I’ve struggled for a long time with grades. As the typical over-achieving academy student, my first B came as a cold hard slap in the face. The first F I received on a test threw me into a downward spiral that lasted over a year.
For a long time, my grades dictated how I felt. If I got an A, it was a good day and I walked home with a smile on my face. If I did poorly, for whatever reason (forgetting a minor homework assignment or getting lots of little red ink letters on a scantron), I’d walk around lost in a fit of anger and desperation, looking for someone to blame.
My feelings of desperation never emerged because I felt like I didn’t know what I was doing. I may have felt unsure, but that wouldn’t hurt. It was that percentage that just kept falling in Powerschool, the number that I knew would destroy my future prospects.
Well, that’s crap.
It’s taken me a long time to figure this out, but I am a much better learner when I’m not concerned about grades. I’m currently taking Advanced Topics in Mathematics and it is kicking my butt, yet I’m not giving up.
Last year, my breathing would have sped up with every red “X” I marked on a math assignment. Don’t even get me started on what would have happened if I’d seen a D in the gradebook, in the test column, no less.
But let me tell you, this year, I’m marking those questions wrong with pride. I’m raising my hand and letting my teacher know just how confused I am about these crazy things called matrices and how the heck I am supposed to multiply them.
I used to be scared of having questions, never wanting people to know that I was anything less than perfect. A lot of that came from being expected to fit into the Harvard mold by my parents, teachers and peers. I didn’t want to be the one who held up the class with questions or the one who blew off studying for a test because she was sick.
But you know what? I finally started to listen to those friends who tell you that your health is more important than your grades. I finally found that a hard class is much more tolerable when you aren’t sticking your nose up about how easy it must be for you.
This is the first time I’ve fully understood that someone can be smart and still struggle. I didn’t learn that lesson from people saying it though, I learned it from people actually going out there and doing it.
I have been humbled by some wonderful human beings. That chemistry teacher who failed me, that girl in my physics class who never stopped asking questions no matter how she did on a quiz, that friend who gets B’s and wears them with pride.
They have shown me the way of a real learner. A real learner doesn’t back down because of a bad grade or forgotten test, nor do they care about what the teacher thinks of the essay they write. A real learner is in it for the knowledge and the process.
For me, I couldn’t see it until I let go of my Powerschool app. Sure, I still check my grades, but I don’t turn red when I see low percentages. I don’t immediately tell my friends how stupid my teacher is while internally blaming myself for every failure in the universe.

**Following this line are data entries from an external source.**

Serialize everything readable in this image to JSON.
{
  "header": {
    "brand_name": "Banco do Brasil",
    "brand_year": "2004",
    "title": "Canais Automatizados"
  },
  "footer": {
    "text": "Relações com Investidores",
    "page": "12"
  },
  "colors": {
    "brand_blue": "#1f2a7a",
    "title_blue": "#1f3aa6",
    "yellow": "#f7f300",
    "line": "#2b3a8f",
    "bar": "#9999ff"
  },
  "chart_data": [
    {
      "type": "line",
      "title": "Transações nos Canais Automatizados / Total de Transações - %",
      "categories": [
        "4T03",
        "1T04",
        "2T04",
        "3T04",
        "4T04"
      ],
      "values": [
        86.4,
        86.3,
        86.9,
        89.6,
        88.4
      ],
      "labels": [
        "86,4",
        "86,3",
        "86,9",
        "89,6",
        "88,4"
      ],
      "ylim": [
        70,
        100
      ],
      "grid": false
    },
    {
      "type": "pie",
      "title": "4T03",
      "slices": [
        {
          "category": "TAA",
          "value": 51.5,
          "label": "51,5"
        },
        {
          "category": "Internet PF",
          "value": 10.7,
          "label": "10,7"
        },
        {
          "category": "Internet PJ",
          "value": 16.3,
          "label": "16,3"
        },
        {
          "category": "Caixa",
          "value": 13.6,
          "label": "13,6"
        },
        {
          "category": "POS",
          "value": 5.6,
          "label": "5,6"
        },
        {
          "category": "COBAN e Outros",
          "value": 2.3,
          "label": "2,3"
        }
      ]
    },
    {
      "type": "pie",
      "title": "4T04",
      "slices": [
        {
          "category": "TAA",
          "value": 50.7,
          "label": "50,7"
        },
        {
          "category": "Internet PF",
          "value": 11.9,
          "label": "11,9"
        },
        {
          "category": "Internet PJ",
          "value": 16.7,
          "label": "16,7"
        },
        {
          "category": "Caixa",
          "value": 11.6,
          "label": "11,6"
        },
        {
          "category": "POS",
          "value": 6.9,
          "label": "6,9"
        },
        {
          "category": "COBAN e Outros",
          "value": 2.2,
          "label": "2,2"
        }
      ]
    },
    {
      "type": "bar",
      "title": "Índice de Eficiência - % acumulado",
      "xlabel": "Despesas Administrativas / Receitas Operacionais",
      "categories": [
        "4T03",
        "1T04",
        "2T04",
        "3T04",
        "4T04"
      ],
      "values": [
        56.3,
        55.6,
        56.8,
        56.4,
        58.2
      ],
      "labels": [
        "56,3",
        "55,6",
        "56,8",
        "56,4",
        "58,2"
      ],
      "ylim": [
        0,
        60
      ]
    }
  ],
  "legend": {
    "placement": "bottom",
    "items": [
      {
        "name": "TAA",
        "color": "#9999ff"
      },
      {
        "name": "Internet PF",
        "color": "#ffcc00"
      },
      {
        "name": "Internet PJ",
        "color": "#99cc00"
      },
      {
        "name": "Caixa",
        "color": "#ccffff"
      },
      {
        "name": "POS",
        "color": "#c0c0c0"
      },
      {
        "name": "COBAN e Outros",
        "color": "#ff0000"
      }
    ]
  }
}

This year, I’m no longer staring at my workload with dread. I’m also not feeling down about that D I got on the first test. There’s no time to sit around moping and complaining about the next assignment.
I pull out my colorful pens and start organizing my notes so I do better on that next test because now I know what I don’t know. It only took me until senior year to truly admire the socratic learner, the student who accepts that they can’t know everything, but never stops asking questions in pursuit of such impossible knowledge.
I’m not going to do better because I want to raise my grade; I’m going to do better for myself, because why else would a humanities-driven person like myself take Advanced Topics in Mathematics?